Here’s how the latest contract went down. A man of his times, the Coca-Cola representative was savvy enough to put out his cigar before entering the CSU conference room. After pleasantries, he leaned forward on his elbows and said, “You’ve got 23,000 students, each one drinking 40 gallons of soda on average each year. Now, how much cash do I have to spread on this table to make sure they’re drinking Coke?”
Okay, I’m making up the dialogue but not the statistics, and not the motivations. Coke wants money for soda.
Of course, the spin around the deal was far bubblier. “Our partnership is a great source of pride for the Coca-Cola team,” said Coke’s senior VP of regional sales. “We look forward to refreshing and delighting the students and faculty.” It makes me tingle all over to know how hard that company will work to sweeten our lives.
The CSU people who pulled together this deal deserve credit for their creativity in tough times, when state funding of higher education is abysmal.
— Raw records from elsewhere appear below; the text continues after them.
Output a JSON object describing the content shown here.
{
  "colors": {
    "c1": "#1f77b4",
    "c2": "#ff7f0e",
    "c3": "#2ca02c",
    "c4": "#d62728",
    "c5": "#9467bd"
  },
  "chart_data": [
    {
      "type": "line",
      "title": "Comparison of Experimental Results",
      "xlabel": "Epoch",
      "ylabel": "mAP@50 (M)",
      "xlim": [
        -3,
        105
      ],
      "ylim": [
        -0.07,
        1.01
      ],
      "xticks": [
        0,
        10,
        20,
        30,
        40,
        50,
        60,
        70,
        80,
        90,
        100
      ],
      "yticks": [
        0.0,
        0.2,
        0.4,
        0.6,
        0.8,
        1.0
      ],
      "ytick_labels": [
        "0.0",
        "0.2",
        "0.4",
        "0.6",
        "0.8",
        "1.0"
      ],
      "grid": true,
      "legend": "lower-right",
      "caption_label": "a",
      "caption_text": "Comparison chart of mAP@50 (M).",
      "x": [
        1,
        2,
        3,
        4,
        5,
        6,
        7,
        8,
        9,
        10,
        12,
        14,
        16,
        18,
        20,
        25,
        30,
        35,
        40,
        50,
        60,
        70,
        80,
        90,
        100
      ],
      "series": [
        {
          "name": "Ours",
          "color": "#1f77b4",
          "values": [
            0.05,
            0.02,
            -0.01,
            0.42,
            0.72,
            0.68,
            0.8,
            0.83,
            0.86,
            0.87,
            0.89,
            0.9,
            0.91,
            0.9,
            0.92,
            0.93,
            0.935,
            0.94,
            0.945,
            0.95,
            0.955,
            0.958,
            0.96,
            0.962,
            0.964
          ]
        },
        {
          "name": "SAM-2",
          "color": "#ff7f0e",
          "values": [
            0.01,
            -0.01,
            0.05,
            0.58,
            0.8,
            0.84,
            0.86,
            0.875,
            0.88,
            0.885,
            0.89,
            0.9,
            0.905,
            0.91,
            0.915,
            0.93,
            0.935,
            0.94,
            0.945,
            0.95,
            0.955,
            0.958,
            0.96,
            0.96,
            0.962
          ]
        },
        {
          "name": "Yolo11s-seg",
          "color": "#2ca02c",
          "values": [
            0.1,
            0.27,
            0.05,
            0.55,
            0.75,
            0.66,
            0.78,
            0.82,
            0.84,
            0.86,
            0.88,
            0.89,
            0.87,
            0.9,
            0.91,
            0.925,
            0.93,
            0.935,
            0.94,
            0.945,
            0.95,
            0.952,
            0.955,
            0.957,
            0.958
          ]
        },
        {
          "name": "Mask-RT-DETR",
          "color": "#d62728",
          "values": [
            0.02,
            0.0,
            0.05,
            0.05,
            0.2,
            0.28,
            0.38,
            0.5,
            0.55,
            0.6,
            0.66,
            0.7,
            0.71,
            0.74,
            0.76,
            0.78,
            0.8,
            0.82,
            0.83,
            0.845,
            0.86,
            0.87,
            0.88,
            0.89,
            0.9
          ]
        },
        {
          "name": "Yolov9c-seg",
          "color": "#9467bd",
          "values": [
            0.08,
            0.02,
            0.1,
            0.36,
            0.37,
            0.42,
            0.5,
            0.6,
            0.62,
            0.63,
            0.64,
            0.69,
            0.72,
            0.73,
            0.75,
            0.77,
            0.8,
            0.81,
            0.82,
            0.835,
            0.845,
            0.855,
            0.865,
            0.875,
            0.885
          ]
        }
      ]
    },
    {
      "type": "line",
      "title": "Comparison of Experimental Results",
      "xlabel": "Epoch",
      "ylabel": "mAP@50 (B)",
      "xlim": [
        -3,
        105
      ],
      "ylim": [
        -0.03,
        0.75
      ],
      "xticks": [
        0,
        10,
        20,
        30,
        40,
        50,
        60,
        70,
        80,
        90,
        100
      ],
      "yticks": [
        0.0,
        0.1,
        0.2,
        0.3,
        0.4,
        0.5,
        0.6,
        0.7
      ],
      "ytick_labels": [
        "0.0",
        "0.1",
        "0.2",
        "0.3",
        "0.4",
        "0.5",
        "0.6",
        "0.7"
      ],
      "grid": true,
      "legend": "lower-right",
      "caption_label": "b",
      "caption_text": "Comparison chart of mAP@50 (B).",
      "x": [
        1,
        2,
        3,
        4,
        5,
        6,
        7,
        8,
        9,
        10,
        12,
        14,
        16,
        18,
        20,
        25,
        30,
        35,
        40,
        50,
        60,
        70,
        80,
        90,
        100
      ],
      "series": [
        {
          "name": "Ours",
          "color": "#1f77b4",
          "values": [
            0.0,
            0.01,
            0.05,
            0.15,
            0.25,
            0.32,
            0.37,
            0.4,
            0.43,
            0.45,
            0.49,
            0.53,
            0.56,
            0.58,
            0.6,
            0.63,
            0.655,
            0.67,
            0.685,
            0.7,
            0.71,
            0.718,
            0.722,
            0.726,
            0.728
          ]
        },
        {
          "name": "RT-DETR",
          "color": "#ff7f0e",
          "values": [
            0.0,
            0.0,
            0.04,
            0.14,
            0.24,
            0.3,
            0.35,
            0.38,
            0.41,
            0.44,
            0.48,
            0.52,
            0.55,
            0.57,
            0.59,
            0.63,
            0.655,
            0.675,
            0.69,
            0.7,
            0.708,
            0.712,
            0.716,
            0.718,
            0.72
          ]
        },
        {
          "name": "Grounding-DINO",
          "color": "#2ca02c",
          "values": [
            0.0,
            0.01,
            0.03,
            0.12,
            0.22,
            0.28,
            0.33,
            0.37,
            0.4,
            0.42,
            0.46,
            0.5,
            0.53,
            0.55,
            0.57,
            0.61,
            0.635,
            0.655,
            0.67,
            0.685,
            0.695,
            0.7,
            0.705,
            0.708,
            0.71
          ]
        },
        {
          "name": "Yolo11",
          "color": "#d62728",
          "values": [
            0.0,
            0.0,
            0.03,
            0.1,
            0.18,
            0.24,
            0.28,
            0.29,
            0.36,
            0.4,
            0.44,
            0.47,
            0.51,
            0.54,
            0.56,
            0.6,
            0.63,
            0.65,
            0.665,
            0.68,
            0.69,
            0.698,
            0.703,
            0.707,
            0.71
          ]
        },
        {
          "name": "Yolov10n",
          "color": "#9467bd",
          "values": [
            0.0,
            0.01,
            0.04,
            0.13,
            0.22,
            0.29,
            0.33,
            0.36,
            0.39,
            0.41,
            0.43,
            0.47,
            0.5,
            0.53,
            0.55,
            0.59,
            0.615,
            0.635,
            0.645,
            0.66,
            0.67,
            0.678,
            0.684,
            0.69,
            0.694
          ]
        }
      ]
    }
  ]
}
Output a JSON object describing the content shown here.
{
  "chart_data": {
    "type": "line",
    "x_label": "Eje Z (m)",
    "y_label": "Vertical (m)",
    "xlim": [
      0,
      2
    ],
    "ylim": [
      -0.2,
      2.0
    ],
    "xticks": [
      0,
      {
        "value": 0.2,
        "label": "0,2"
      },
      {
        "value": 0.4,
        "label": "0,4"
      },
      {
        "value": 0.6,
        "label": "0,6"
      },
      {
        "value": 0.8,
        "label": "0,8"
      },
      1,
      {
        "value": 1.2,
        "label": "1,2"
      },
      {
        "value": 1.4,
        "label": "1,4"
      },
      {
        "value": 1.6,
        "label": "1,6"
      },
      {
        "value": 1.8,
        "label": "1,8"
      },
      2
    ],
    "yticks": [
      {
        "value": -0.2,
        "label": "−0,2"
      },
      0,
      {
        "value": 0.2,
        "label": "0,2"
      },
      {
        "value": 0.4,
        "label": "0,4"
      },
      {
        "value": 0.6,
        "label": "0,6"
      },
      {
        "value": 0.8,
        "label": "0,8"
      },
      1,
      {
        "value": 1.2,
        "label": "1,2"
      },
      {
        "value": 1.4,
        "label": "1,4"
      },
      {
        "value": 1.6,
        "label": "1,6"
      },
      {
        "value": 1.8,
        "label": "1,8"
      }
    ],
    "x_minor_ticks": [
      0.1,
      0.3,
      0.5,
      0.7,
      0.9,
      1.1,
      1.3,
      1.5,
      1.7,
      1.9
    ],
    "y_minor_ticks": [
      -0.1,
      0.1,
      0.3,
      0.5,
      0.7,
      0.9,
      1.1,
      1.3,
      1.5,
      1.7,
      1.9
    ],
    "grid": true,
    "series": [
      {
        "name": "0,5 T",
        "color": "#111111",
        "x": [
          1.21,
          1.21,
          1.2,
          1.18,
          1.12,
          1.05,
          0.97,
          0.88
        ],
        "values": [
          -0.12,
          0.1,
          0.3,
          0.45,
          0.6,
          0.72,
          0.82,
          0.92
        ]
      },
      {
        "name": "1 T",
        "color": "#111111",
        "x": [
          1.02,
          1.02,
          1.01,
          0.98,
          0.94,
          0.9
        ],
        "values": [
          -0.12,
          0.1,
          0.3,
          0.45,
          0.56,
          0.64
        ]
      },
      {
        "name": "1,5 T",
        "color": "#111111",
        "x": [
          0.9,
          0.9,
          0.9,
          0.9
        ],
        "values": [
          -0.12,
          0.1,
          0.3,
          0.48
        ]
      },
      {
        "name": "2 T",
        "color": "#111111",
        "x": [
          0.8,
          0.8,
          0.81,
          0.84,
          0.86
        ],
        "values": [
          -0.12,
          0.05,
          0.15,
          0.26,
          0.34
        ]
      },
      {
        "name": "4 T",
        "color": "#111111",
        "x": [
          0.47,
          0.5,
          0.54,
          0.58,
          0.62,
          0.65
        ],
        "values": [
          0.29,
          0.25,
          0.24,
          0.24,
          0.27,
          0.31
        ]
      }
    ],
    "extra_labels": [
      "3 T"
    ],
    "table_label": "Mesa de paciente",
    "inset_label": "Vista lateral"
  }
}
This points us to the true culprit behind the commercialization of campus: the TABOR-fueled anti-tax mentality that fails to recognize not all taxes are alike. Taxes in support of higher education fund our futures. They enrich our society, create a skilled workforce and help us compete successfully with other states for industries and jobs.
We still might be a ways from the Fritos Frosh, Sierra Mist Sophomore Class or Hormel Homecoming Weekend, but sometimes, I wonder.
Big business is the American way, and we reap a rich harvest. Still, how sad we can’t seem to draw a line when it comes to education. Our schools should be oases of free expression and free thought, with no influence from well-funded enterprises driven by the profit objective. Our research institutions, like CSU, should be free to explore learning opportunities without concern for potentially disapproving commercial interests.
I also confess that my hopes are colored by nostalgia. Unless they move to Borneo after being handed their college sheepskin, my kids will live their lives bombarded by hundreds of commercial messages every day. Can’t we cut them some slack during these brief and wonderful years of enlightenment?